L'équité procédurale exige également que les décisions soient rendues par un décideur impartial, sans crainte raisonnable de partialité. Cette obligation s'applique à tous les agents d'immigration qui jouent un rôle significatif dans la prise de décision. Parce qu'elles visent nécessairement des personnes de provenances diverses, issues de cultures, de races et de continents différents, les décisions en matière d'immigration exigent de ceux qui les rendent sensibilité et compréhension.
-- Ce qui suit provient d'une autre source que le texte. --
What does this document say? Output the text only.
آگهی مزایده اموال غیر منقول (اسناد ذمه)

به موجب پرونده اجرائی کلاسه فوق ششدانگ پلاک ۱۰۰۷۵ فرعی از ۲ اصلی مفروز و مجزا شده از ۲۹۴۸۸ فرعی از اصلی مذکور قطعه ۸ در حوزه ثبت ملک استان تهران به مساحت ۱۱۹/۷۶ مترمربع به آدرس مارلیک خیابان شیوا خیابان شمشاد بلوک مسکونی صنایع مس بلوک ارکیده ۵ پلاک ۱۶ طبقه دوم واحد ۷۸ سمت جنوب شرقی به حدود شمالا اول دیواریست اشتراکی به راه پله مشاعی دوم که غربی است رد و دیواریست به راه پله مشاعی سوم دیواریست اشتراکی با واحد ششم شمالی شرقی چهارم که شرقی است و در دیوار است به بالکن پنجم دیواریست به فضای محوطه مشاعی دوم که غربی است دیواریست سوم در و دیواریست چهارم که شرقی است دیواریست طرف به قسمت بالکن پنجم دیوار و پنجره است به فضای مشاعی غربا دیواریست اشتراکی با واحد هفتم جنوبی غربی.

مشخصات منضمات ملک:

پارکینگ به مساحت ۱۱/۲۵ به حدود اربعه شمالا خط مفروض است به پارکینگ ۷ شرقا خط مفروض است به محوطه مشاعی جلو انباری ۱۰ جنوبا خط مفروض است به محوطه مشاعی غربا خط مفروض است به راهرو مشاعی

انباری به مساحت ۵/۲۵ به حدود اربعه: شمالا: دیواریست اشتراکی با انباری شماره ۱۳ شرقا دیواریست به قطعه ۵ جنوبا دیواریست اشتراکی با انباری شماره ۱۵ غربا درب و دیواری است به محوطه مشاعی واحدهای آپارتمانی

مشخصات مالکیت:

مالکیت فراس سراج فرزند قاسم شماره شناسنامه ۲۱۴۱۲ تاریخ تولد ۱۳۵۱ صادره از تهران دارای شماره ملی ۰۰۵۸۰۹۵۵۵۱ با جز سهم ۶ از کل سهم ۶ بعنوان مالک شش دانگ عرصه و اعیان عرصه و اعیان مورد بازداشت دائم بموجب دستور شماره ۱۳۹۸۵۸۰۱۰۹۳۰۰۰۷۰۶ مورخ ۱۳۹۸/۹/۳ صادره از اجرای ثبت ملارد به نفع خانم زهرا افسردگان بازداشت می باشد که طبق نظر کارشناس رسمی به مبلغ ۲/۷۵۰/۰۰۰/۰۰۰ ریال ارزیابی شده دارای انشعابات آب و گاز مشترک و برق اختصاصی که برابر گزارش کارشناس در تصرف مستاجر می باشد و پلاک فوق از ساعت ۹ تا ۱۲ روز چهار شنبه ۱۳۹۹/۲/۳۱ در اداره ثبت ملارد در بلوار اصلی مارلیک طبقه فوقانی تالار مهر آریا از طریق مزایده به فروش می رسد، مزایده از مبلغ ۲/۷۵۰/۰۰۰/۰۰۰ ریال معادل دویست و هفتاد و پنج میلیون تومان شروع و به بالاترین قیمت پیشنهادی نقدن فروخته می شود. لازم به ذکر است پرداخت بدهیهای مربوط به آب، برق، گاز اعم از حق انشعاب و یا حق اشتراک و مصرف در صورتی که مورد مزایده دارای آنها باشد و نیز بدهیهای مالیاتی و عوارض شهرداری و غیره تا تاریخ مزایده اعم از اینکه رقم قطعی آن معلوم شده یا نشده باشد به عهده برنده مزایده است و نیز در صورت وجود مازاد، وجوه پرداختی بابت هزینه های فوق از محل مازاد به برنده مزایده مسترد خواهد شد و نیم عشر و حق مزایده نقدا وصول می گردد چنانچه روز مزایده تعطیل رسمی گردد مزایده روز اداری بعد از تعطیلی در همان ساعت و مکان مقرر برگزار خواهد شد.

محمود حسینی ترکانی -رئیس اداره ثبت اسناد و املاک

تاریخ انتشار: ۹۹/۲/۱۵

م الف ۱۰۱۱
Elles exigent la reconnaissance de la diversité, la compréhension des autres et l'ouverture d'esprit à la différence...

 

[32]           M. Garande peut commettre une erreur non substantielle en écrivant sous pression, selon les explications qu’il a données, concernant la distinction entre une organisation et un Parti Politique. Une erreur mineure est devenue une question de crédibilité majeure au niveau de la logique inhérente du cas.

 

[33]           Pour être réfugié au sens de la Convention, le standard requis est la preuve sur la balance des probabilités, mais pas à plus de 50%. Or, la manière dont la preuve a été appréciée, il est clair qu’il était à la recherche d’une preuve au-delà de tout doute raisonnable. Les circonstances personnelles de M. Garande ont été démontrées pour évaluation selon le contexte de son pays.

 

[34]           Dans l’arrêt Adjei c. Canda (Ministre de l’Emploi et de l’Immigration), [1989] 2 C.F. 680, [1989] A.C.F. no 67 (QL), le juge Mark R. MacGuigan affirme que :

[98]      Les expressions telles que « [craint] avec raison » et « possibilité raisonnable » signifient d'une part qu'il n'y a pas à y avoir une possibilité supérieure à 50 % (c'est-à-dire une probabilité), et d'autre part, qu'il doit exister davantage qu'une possibilité minime. Nous croyons qu'on pourrait aussi parler de possibilité « raisonnable » ou même de « possibilité sérieuse, par opposition à une simple possibilité.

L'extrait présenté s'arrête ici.